Queremos mesmo o abismo?
Parece que estamos a cada dia mais distantes da nossa humanidade. Parece que o nosso senso de compaixão, de empatia, de respeito ao próximo e à sua existência tem desaparecido gradativamente. Mas o pior é que isso acontece e ninguém parece se importar, ver, fazer alguma coisa para que a multidão interrompa os seus passos, reveja os seus caminhos e identifique que se prosseguir por essa rota não haverá outro destino se não um profundo e colossal abismo. Abismo de dor, de apatia, de crueldade, de egoísmo, de torpeza, de ganância, de impiedade e de toda a sorte de más ações e duvidosos sentimentos que possamos compactuar uns pelos outros. Pode parecer cena de distopia. Pode parecer que o que descrevo é apenas um filme de ficção, mas se continuarmos nesse ritmo, afastando-nos de nossos sentimentos humanos, não haverá outro fim para a nossa espécie se não a sua extinção causada por si mesma.
E digo isso porque assistimos nos últimos tempos a muitas cenas de completo descaso e desrespeito. Você deve se lembrar dos dias de quarentena, no final do fatídico ano de 2020, quando muitos de nós ignoraram a verdade, ignoraram a guerra que travávamos, e festejaram, aglomeraram-se, pouco se importaram com aqueles que perderam os seus entes, com aqueles que poderiam perder em razão de suas posturas inconsequentes. Outro exemplo que muito me impactou foi o fato de um cliente ter agido de forma inteiramente agressiva e descontrolada porque não tinha ketchup onde ele ia comer. E ainda houve aquele caso de um entregador que foi revoltantemente humilhado por alguém que, vazio de espírito, se considerou digno de seu próprio show por ter um valor a mais na conta bancária. Mas de que importa o dinheiro que temos? De que importa o poder que pensamos ter? De que importa o momentâneo status que carregamos antes do nosso nome? Nada disso nos livrará da morte ou do esquecimento. Só permaneceremos vivos e lembrados se tivermos morada em algum coração.
Citei esses casos porque ganharam proporção, mas quantas outras coisas inimagináveis acontecem por aí e ninguém fica sabendo? Coisas que apavoram. Coisas que não podem ser descritas tamanho o horror. Coisas que podem acontecer até mesmo dentro de nossas casas. Achamos desprezível o que acontece por aí, escrevemos textos repudiando ações que dizemos detestar, mas como é que tratamos aqueles que dividem o teto conosco? Que palavras lhes dirigimos? Que gestos lhes demonstramos? Muitos estão doentes, sentindo-se destruídos, e não é porque foram vítimas enquanto andavam nas ruas, mas porque dentro de suas próprias casas, onde deveriam encontrar alívio e refúgio, só podem desfrutar de dores e rejeições.

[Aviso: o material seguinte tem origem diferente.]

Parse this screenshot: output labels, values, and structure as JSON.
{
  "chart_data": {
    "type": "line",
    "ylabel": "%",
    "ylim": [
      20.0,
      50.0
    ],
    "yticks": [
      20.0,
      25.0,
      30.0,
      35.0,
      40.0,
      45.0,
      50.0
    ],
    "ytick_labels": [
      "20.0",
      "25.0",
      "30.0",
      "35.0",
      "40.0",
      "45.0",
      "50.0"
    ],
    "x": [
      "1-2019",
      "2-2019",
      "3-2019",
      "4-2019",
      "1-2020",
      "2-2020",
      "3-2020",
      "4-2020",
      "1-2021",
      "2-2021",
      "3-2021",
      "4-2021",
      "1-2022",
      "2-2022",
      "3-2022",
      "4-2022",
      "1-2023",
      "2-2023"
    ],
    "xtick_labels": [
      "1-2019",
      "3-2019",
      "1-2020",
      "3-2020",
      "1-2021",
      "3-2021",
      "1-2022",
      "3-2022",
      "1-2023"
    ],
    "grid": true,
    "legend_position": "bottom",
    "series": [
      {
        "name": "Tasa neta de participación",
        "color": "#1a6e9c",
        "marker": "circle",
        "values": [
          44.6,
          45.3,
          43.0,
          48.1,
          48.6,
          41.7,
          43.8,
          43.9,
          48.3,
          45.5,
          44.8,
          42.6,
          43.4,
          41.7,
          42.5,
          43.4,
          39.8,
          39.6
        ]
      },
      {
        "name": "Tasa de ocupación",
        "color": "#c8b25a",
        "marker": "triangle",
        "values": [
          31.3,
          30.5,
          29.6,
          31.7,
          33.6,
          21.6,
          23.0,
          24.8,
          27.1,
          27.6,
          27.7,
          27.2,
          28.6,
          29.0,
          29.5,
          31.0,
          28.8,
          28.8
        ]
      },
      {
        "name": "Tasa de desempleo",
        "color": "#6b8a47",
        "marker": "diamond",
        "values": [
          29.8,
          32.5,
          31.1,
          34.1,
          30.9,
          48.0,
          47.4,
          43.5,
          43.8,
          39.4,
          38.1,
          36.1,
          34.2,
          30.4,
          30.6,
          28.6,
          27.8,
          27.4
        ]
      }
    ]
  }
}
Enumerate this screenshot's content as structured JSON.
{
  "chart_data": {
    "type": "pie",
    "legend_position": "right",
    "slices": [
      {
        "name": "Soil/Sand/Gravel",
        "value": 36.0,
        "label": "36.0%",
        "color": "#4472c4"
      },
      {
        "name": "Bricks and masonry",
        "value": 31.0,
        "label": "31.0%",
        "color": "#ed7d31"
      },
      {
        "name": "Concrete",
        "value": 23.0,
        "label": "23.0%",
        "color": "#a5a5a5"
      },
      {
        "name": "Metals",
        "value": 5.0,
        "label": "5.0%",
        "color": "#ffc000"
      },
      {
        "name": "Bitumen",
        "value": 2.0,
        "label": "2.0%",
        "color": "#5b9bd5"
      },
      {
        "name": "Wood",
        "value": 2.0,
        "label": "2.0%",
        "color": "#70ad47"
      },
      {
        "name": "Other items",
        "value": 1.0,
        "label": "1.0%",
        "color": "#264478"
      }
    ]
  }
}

E se continuarmos assim, agindo mal à luz do dia ou atrás de quatro paredes, encaminharemos o nosso mundo para um cenário de abandono e desolação. É o que queremos? Vamos trocar o paraíso que podemos construir pelo inferno que já planejamos? Muito se fala num lugar melhor, num lugar que nossa frágil e limitada mente não pode imaginar, mas como podemos acreditar num lugar assim se o nosso lugar, aquele no qual estamos nesse momento, sentindo e vivendo de fato, a cada instante se transforma num cenário de guerra? Como podemos acreditar no céu se insistimos em fabricar o nosso inferno? Tem algo errado aí. O nosso céu não pode ser construído a partir das ruínas dos outros.